Morì di leucemia rifiutando la chemio: condannati a due anni i genitori che l’avrebbero manipolata

Per i giudici la famiglia avrebbe condizionato psicologicamente la giovane nella scelta che le è stata fatale

Il tribunale di Padova ha condannato a due anni ciascuno Lino e Rita Bottaro, i genitori di Eleonora, la minorenne che tra il 2015 e il 2016 si era ammalata di una grave forma di leucemia e che aveva deciso di non curarsi con la chemioterapia. La ragazza aveva accolto le teorie dei genitori che sposavano il metodo Hamer, secondo cui il tumore sarebbe il frutto di un conflitto psichico: un insieme di teorie che, come chiarisce l’Associazione Italiana per la lotta contro il cancro, non sono mai state sottoposte a una sperimentazione scientifica seria.


La giovane si era quindi curata soltanto con vitamine e cortisone ed era deceduta dopo pochi mesi. E’ molto probabile, secondo il parere dei medici, che se si fosse sottoposta alla chemioterapia Eleonora sarebbe sopravvissuta. Proprio la prevedibilità dell’evento, cioè l’evidenza scientifica che senza le adeguate cure la ragazza sarebbe morta, ha portato la procuratrice Valeria Sanzari a indagare i coniugi Bottaro con l’accusa di omicidio colposo: secondo la pm, la ragazza non avrebbe preso la sua decisione in libertà, ma condizionata dalla iperprotezione dei genitori che l’avrebbero in qualche modo “plagiata”.


Al termine dell’udienza conclusasi con la condanna, Rita Bottaro ha commentato: «Credo nella giustizia divina, non ho sbagliato nulla, rifarei tutto quello che ho fatto, solo Dio sa quanto ha sofferto mia figlia».

L’iter giudiziario

L’iter giudiziario è iniziata qualche settimana dopo la morte della ragazza, avvenuta il 29 agosto del 2016, una settimana dopo il compimento dei suoi 18 anni. La procuratrice aggiunta Valeria Sanzari aveva iscritto subito i genitori, come detto, nel registro degli indagati con l’accusa di omicidio colposo con l’aggravante della prevedibilità degli eventi.
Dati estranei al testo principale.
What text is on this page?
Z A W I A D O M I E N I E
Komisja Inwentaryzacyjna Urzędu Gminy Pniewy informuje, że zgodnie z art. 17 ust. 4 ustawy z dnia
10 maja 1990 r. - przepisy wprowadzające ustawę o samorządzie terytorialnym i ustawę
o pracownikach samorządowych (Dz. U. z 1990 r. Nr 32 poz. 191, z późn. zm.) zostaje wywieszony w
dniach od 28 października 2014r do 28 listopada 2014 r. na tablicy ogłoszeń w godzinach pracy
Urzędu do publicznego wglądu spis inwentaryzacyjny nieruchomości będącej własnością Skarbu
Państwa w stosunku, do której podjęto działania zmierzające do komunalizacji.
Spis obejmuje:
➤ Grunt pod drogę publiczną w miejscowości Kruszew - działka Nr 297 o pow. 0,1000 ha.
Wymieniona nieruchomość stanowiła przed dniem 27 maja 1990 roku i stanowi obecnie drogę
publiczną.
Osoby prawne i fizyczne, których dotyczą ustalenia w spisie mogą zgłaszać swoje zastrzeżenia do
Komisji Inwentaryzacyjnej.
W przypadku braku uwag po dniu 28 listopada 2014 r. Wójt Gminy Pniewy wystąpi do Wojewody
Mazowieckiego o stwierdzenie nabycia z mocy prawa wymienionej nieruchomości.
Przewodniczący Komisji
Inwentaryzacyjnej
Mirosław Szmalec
Dopo l’udienza preliminare, nel 2017, il gup Mariella Fino aveva pronunciato una sentenza di non luogo a procedere nei confronti dei due genitori con la formula «il fatto non costituisce reato». Secondo il giudice, Eleonora, nonostante la minore età, era una giovane adulta in grado di decidere la sua cura autonomamente. Inoltre i Bottaro, (residenti a Bagnoli, nella Bassa Padovana), aveva sostenuto sempre il Gup, erano in buona fede: avevano cioè scelto un percorso culturale autonomo, non condiviso dalla scienza, certo, ma determinato dalla libertà di pensiero che tutela la Costituzione.

Sanzari ha presentato ricorso contro questa decisione e la Corte d’Appello ha sposato la linea della procura. Nel rimandare il procedimento in primo grado, i giudici lagunari sono stati particolarmente duri. «Il comportamento degli indagati – aveva scritto il presidente della sezione del secondo grado Alessandro Apostoli Cappello – appare essere stato diretto a una continua manipolazione della volontà di Eleonora mediante un’opera di filtro, censura e denigrazione di ogni approccio diagnostico e terapeutico che non corrispondesse alle loro preconcette idee in base a quel continuo atteggiamento di non sapere ascoltare e abbarbicarsi alle loro illusioni».

Contro queste parole l’avvocato difensore dei Bottaro, Raffaella Giacomin, si era opposta con un ricorso in Cassazione, che era stato respinto: il processo, pertanto, ha avuto inizio lo scorso ottobre. Nel corso delle udienze sono stati sentiti i medici che avevano in cura la ragazza, che hanno raccontato la difficoltà continua nel riuscire a parlare da soli con la giovane malata, data l’ingerenza dei genitori.

Sentito dal pm e sempre presente alle udienze, anche il professor Paolo Benciolini, medico legale che è stato tutore di Eleonora per qualche mese prima della sua morte. A lui il tribunale dei minori aveva affidato il compito di prendersi carico della cura della giovane, ma la ragazza ha continuato a opporsi, fino a quando il suo stato di salute è stato definitivamente compromesso.